Brexit – going viral but not pandemic

For pundits, Brexit is the gift that keeps on giving.  For the countries of Europe, a measure of how relationships are evolving.

The latest quinella is running on both flanks of the European Union, with the first leg on the green turf of Northern Ireland.

Some readers will recall the Northern Ireland protocol bit of the UK’s Brexit deal: a political fix which kept the British province in the EU’s customs and regulatory zone, whilst promising free trade with the rest of the UK.  It wasn’t quite Monaco but, handled right, it could have meant a best-of-both-worlds bonanza for the nearly two million inhabitants.  

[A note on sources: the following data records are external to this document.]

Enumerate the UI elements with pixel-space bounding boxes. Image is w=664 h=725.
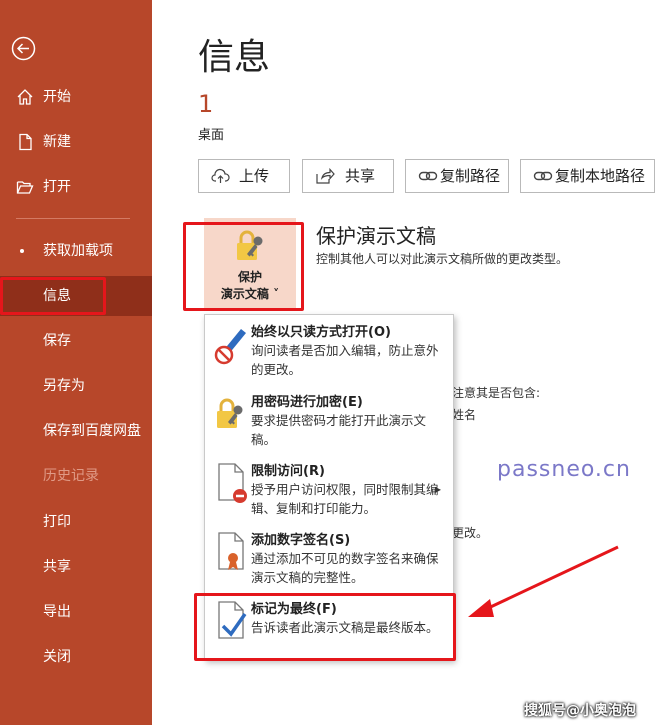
nav-export-label: 导出 [43, 604, 71, 620]
nav-get-addins-label: 获取加载项 [43, 243, 113, 259]
menu-item-title: 始终以只读方式打开(O) [251, 325, 391, 340]
nav-close[interactable]: 关闭 [0, 637, 152, 677]
document-name: 1 [198, 90, 214, 118]
nav-get-addins[interactable]: 获取加载项 [0, 231, 152, 271]
protect-description: 控制其他人可以对此演示文稿所做的更改类型。 [316, 252, 569, 266]
menu-item-description: 授予用户访问权限，同时限制其编辑、复制和打印能力。 [251, 482, 439, 516]
document-location: 桌面 [198, 128, 225, 143]
nav-save-as[interactable]: 另存为 [0, 366, 152, 406]
menu-item-encrypt-password[interactable]: 用密码进行加密(E) 要求提供密码才能打开此演示文稿。 [205, 387, 453, 455]
annotation-arrow-icon [468, 545, 619, 617]
menu-item-description: 要求提供密码才能打开此演示文稿。 [251, 413, 427, 447]
menu-item-description: 询问读者是否加入编辑，防止意外的更改。 [251, 343, 439, 377]
highlight-info-nav [0, 277, 106, 315]
new-document-icon [19, 133, 32, 151]
backstage-sidebar: 开始 新建 打开 获取加载项 信息 保存 另存为 保存到百度网盘 历史记录 打印… [0, 0, 152, 725]
menu-item-digital-signature[interactable]: 添加数字签名(S) 通过添加不可见的数字签名来确保演示文稿的完整性。 [205, 525, 453, 593]
submenu-arrow-icon: ▸ [435, 482, 442, 496]
pencil-no-icon [214, 329, 246, 365]
nav-home-label: 开始 [43, 89, 71, 105]
signature-ribbon-icon [218, 532, 244, 570]
menu-item-title: 限制访问(R) [251, 464, 325, 479]
inspect-text-1: 注意其是否包含: [452, 386, 541, 400]
copy-path-button[interactable]: 复制路径 [405, 159, 509, 193]
versions-text: 更改。 [452, 526, 489, 540]
restrict-access-icon [218, 463, 247, 503]
watermark-text: passneo.cn [497, 457, 631, 482]
nav-save-label: 保存 [43, 333, 71, 349]
copy-path-label: 复制路径 [440, 167, 501, 185]
page-title: 信息 [198, 37, 271, 78]
lock-key-icon [217, 398, 243, 428]
source-credit: 搜狐号@小奥泡泡 [524, 703, 636, 719]
nav-share[interactable]: 共享 [0, 547, 152, 587]
protect-heading: 保护演示文稿 [316, 224, 436, 248]
nav-export[interactable]: 导出 [0, 592, 152, 632]
nav-open[interactable]: 打开 [0, 167, 152, 207]
cloud-upload-icon [211, 168, 230, 183]
nav-share-label: 共享 [43, 559, 71, 575]
inspect-text-2: 姓名 [452, 408, 477, 422]
nav-history-label: 历史记录 [43, 468, 99, 484]
nav-home[interactable]: 开始 [0, 77, 152, 117]
menu-item-title: 添加数字签名(S) [251, 533, 351, 548]
bullet-dot [20, 249, 24, 253]
nav-history: 历史记录 [0, 456, 152, 496]
share-button[interactable]: 共享 [302, 159, 394, 193]
nav-close-label: 关闭 [43, 649, 71, 665]
nav-open-label: 打开 [43, 179, 71, 195]
link-icon [418, 171, 438, 181]
menu-item-title: 用密码进行加密(E) [251, 395, 363, 410]
menu-item-description: 通过添加不可见的数字签名来确保演示文稿的完整性。 [251, 551, 439, 585]
home-icon [17, 89, 33, 105]
copy-local-path-button[interactable]: 复制本地路径 [520, 159, 655, 193]
menu-item-restrict-access[interactable]: 限制访问(R) 授予用户访问权限，同时限制其编辑、复制和打印能力。 ▸ [205, 456, 453, 524]
link-icon [533, 171, 553, 181]
share-icon [316, 168, 335, 184]
menu-item-always-read-only[interactable]: 始终以只读方式打开(O) 询问读者是否加入编辑，防止意外的更改。 [205, 317, 453, 385]
highlight-mark-as-final [194, 593, 456, 661]
copy-local-path-label: 复制本地路径 [555, 167, 646, 185]
upload-label: 上传 [239, 167, 270, 185]
share-label: 共享 [345, 167, 376, 185]
back-arrow-icon[interactable] [11, 36, 36, 61]
nav-save-baidu-label: 保存到百度网盘 [43, 423, 141, 439]
sidebar-divider [16, 218, 130, 219]
nav-new-label: 新建 [43, 134, 71, 150]
upload-button[interactable]: 上传 [198, 159, 290, 193]
nav-save-as-label: 另存为 [43, 378, 85, 394]
nav-save[interactable]: 保存 [0, 321, 152, 361]
nav-new[interactable]: 新建 [0, 122, 152, 162]
nav-save-baidu[interactable]: 保存到百度网盘 [0, 411, 152, 451]
highlight-protect-button [183, 222, 304, 311]
folder-open-icon [16, 181, 34, 194]
nav-print-label: 打印 [43, 514, 71, 530]
nav-print[interactable]: 打印 [0, 502, 152, 542]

But it’s not working. Team Boris say the EU is trying to assert an intolerable level of authority (keeping out British smallgoods for one thing).  The EU retorts read the fine print, particularly the bit about disagreements to be sorted in our European Court of Justice.  Read the next post to understand why the British don’t find this encouraging.

So, unless a new one can be agreed, the UK government is effectively threatening to override the protocol.

Some of the commentary writes this up as a legal dispute.  It’s not.  This is sovereign bodies thrashing out a political issue.

And the balance of forces looks different to that prevailing when the UK struck its withdrawal deal in 2019 pre-Covid.

The UK is politically more united, with strong support for its position from the majority in the divided province of Northern Ireland.  Meanwhile, the signals from the EU suggest most member states are reluctant to push this dispute too far.

The economic impacts may also be understood differently.  Leaving aside politically inept gestures like cutting off French electricity supplies, the EU’s main weapon is to threaten to increase taxes on European consumers wanting to buy British goods.  The best British response would be to reduce taxes on British consumers wanting to buy non-European goods.  

History suggests a deal will be struck – but it gives no guarantee that it will endure.  Because the one certainty is that it’s hard to impose your authority on someone who does not see the benefit for them.